Santos campaign donors also described feeling shocked and betrayed by the revelations in recent days.
One significant campaign donor, who requested anonymity to speak freely about his experience with Santos, told CNN on Thursday that he had been connected with Santos after GOP Rep. Elise Stefanik of New York introduced them. “She asked me to talk to him when he first ran,” he told CNN.
This donor plans to speak with both Santos and Stefanik.
“I liked George,” he told CNN, but “I’ve got to confront him – I don’t need any skeletons in my closet.”
Stefanik’s office did not respond to CNN’s request for comment.
Although the donor initially “sensed” that Santos came across as an “embellisher,” the donor believed that Santos’ “heart was in the right place.” Santos allegedly told this donor that he worked at Goldman Sachs and would “always talk about the big deals he’d done.”
Another person who interacted with Santos at fundraising events told CNN that when he met Santos, he “thought he was a little fake-it-till-you-make it guy. … He was making these claims like he was a financial whiz.”

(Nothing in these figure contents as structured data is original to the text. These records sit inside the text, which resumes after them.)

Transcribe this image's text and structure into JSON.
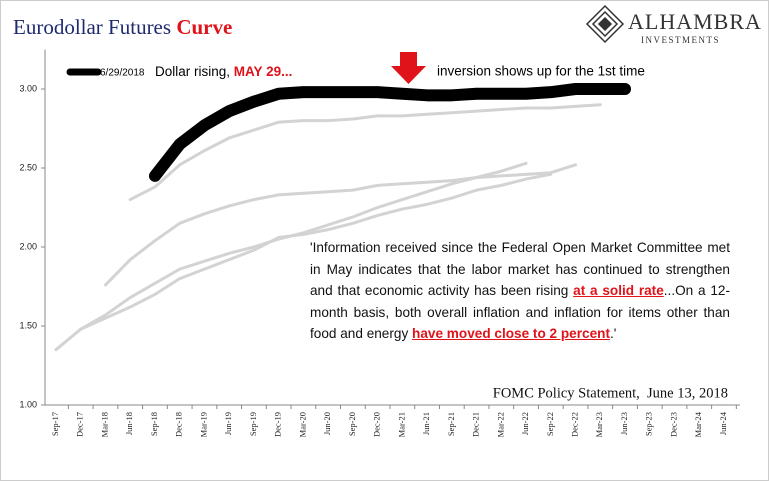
{
  "chart_data": {
    "type": "line",
    "title": "Eurodollar Futures",
    "title_emphasis": "Curve",
    "logo": {
      "name": "ALHAMBRA",
      "tagline": "INVESTMENTS"
    },
    "annotations": {
      "legend_note": "Dollar rising,",
      "legend_note_emphasis": "MAY 29...",
      "arrow_note": "inversion shows up for the 1st time",
      "quote": [
        "'Information received since the Federal Open Market Committee met in May indicates that the labor market has continued to strengthen and that economic activity has been rising ",
        "at a solid rate",
        "...On a 12-month basis, both overall inflation and inflation for items other than food and energy ",
        "have moved close to 2 percent",
        ".'"
      ],
      "source": "FOMC Policy Statement,  June 13, 2018"
    },
    "categories": [
      "Sep-17",
      "Dec-17",
      "Mar-18",
      "Jun-18",
      "Sep-18",
      "Dec-18",
      "Mar-19",
      "Jun-19",
      "Sep-19",
      "Dec-19",
      "Mar-20",
      "Jun-20",
      "Sep-20",
      "Dec-20",
      "Mar-21",
      "Jun-21",
      "Sep-21",
      "Dec-21",
      "Mar-22",
      "Jun-22",
      "Sep-22",
      "Dec-22",
      "Mar-23",
      "Jun-23",
      "Sep-23",
      "Dec-23",
      "Mar-24",
      "Jun-24"
    ],
    "series": [
      {
        "name": "6/29/2018",
        "color": "#000000",
        "values": [
          null,
          null,
          null,
          null,
          2.45,
          2.65,
          2.77,
          2.86,
          2.92,
          2.97,
          2.98,
          2.98,
          2.98,
          2.98,
          2.97,
          2.96,
          2.96,
          2.97,
          2.97,
          2.97,
          2.98,
          3.0,
          3.0,
          3.0,
          null,
          null,
          null,
          null
        ]
      },
      {
        "color": "#d3d3d3",
        "values": [
          null,
          null,
          null,
          2.3,
          2.38,
          2.52,
          2.61,
          2.69,
          2.74,
          2.79,
          2.8,
          2.8,
          2.81,
          2.83,
          2.83,
          2.84,
          2.85,
          2.86,
          2.87,
          2.88,
          2.88,
          2.89,
          2.9,
          null,
          null,
          null,
          null,
          null
        ]
      },
      {
        "color": "#d3d3d3",
        "values": [
          null,
          null,
          1.76,
          1.92,
          2.04,
          2.15,
          2.21,
          2.26,
          2.3,
          2.33,
          2.34,
          2.35,
          2.36,
          2.39,
          2.4,
          2.41,
          2.42,
          2.44,
          2.45,
          2.46,
          2.47,
          2.52,
          null,
          null,
          null,
          null,
          null,
          null
        ]
      },
      {
        "color": "#d3d3d3",
        "values": [
          1.35,
          1.48,
          1.57,
          1.68,
          1.77,
          1.86,
          1.91,
          1.96,
          2.0,
          2.05,
          2.09,
          2.14,
          2.19,
          2.25,
          2.3,
          2.35,
          2.4,
          2.44,
          2.48,
          2.53,
          null,
          null,
          null,
          null,
          null,
          null,
          null,
          null
        ]
      },
      {
        "color": "#d3d3d3",
        "values": [
          null,
          1.48,
          1.55,
          1.62,
          1.7,
          1.8,
          1.86,
          1.92,
          1.98,
          2.06,
          2.08,
          2.11,
          2.15,
          2.2,
          2.24,
          2.27,
          2.31,
          2.36,
          2.39,
          2.43,
          2.46,
          null,
          null,
          null,
          null,
          null,
          null,
          null
        ]
      }
    ],
    "ylim": [
      1.0,
      3.25
    ],
    "yticks": [
      {
        "value": 1.0,
        "label": "1.00"
      },
      {
        "value": 1.5,
        "label": "1.50"
      },
      {
        "value": 2.0,
        "label": "2.00"
      },
      {
        "value": 2.5,
        "label": "2.50"
      },
      {
        "value": 3.0,
        "label": "3.00"
      }
    ],
    "grid": false
  }
}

This person, who also requested anonymity to speak freely about Santos, told CNN he has been in contact with the representative-elect, and shared text messages from December 22 in which Santos claimed he has been in touch with the Office of Congressional Ethics.
“I’ve been in touch with the office of congressional ethics and anything they want they have,” Santos told the person in a text message shared with CNN.
It is unclear whether Santos has been in touch with the Office of Congressional Ethics, and if so, who initiated the contact. Santos made the comment in an exchange in which he appeared to be trying to assuage a concerned donor.
CNN has reached out to the OCE requesting confirmation. The office investigates complaints from the public and could refer the matter to the House Ethics Committee – potentially the first step toward a congressional investigation of Santos.
Santos’ office has not responded to CNN’s repeated requests for comment.
Another campaign donor, who similarly requested anonymity to speak freely, told CNN on Friday that she “of course is shocked” following the news of the congressman-elect’s alleged deception and feels “betrayed and lied to.”
The donor explained that she had supported Santos because he was the frontrunner in her local race, and, “I had no reason to think that he would have done what he did.”
“I usually have fairly good instincts, but he was just good at this!” she told CNN.
She said she doesn’t understand why he would make up these claims.
“It is one thing to embellish, and the work experience alone doesn’t disturb me as much,” she said. “But to make up heritage – that is unspeakable.”